Onu, Oğuzların Avşar boyuna mensup bir saz şâiri olan Âşık Musa’nın oğlu ve muayyen bir şahıs kabûl edenler olduğu gibi, İ. Görkem’in çalışmalarında olduğu gibi daha ziyâde birkaç şâirin poetik hamûlesiyle ortaya çıkmış bir vâkıâ olduğunu savunanlar da vardır. Buna göre o, Kul Yusuf, Âşık Dadalıoğlu Musa ve Âşık Dadalı Veli gibi Dadalı Türkmen aşiretine mensup ozanların ve onların Dadaloğlu mahlâsını tapşıran[1] tâkipçileri olan diğer saz şâirlerinin inşâ ettikleri bir âşıktır ve adı etrâfında oluşan Homeroğullarıvârî kollektif geleneğin remiz ismidir.

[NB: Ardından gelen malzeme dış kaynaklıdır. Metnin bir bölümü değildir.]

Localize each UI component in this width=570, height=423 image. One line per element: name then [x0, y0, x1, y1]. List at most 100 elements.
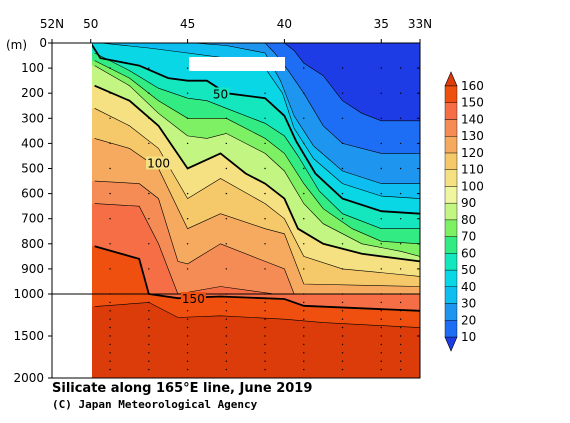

Dadaloğlu’na atfedilen şiirlerde, 19. asır içinde büyük merkezlere yakın olan Erzurumlu Emrah ve benzerleri gibi Dîvân şiirinin etkilerinden uzak kalmış ve daha ziyâde aynı dönemde uygulanan zorunlu iskân politikalarının mensup olduğu aşiret üzerindeki menfî tesirlerinin aksettiği (“Aşağıdan iskân evi gelince / Sararıp da gül benzimiz solunca”) ve tabîatla iç içe göçebe yaşamının savunulduğu (“Dumanlıdır Aladağ’ın alanı / Ortasında sarı çiçek savranı / Yiğit durağı da aslan yatağı / Dilberleri hep de böyle ola mı. / Pınarında bir yenice sağlık var / Çimeninde ıstar görmüş yağlık var / Kızlarında bir başkaca ağlık var / Irmağı da şu dağların ala mı?”) isyankâr bir dil vardır. “Hakkımızda devlet vermiş fermânı / Ferman pâdişâhın dağlar bizimdir” mısrâlarında olduğu gibi, aşîretinin bozulan sosyal düzenini korumak için kavga kurmaya, tüfek davulbazlar vurmaya ahdetmiş bir topluluğun kollektif sesi gibidir o.
Kavga şiirlerinde sert ve müdânaasız bir dili olan Dadaloğlu veya bir dilleri olan Dadaloğlu şâirlerinin öfkesinde Köroğlu’nun, sevdâlarında Karacaoğlan’ın, yurt güzellemelerinde Dede Korkud’un tınıları hissedilir. Bu hâliyle eski ozanların devâmı, modern zamanların eşiğindeki bir gölgesi olan ve çehresine kendi çevresi, gelenekleri de yokoluşun eşiğine gelmiş (“Yoksa devir döndü âhir zaman mı?”) bir muhitin târihî serencâmının, ıstıraplarının sindiği âşık, konar-göçer hayatının son çığlıklarından biri olmuştur.
11. asır sonlarından îtibâren yoğun Türkmen göçlerine sahne olan Halep bölgesinin göçebeleri Sivas gibi uzun mesâfeli yaylaklara göç ediyorlardı. Ramazanoğulları’nın faaliyetleriyle ve muahhar zamanlarda Halep Türkmenlerinin kışlak olarak kullanmasıyla Çukurova bölgesi de bir Türkmen yatağına dönüşünce, buralarda sıkıntıya sebep olan, güvenlik ihlâlleri yaratan, toprakların sâhipsiz kalmasıyla sonuçlanan hareketlilikler meydana gelmiş, bu da devletin iskân girişimlerinin artmasına sebep olmuştu. Bilhassa Kırım harbi esnâsında bölgeye yönelik asker taleplerinin muhalefetle karşılaşması, 1865’te Fırka-i Islâhiye ordusunun kurulması ile Çukurova, Kozan ve Gâvur Dağı bölgelerinde devlet otoritesinin tesîsi ve diğer sosyal sıkıntıların giderilmesi için resmî faaliyetlerin artmasıyla sonuçlanmıştır. Dadaloğlu’nun bu Fırka-i Islâhiye eliyle yürütülen mecbûrî iskândan sonraki târihlerde duyulan “Daha da hey Osmanlı’ya aman mı?” sesi, muhtemelen birtakım acı tecrübelerin de hâtırâlarını taşımaktadır.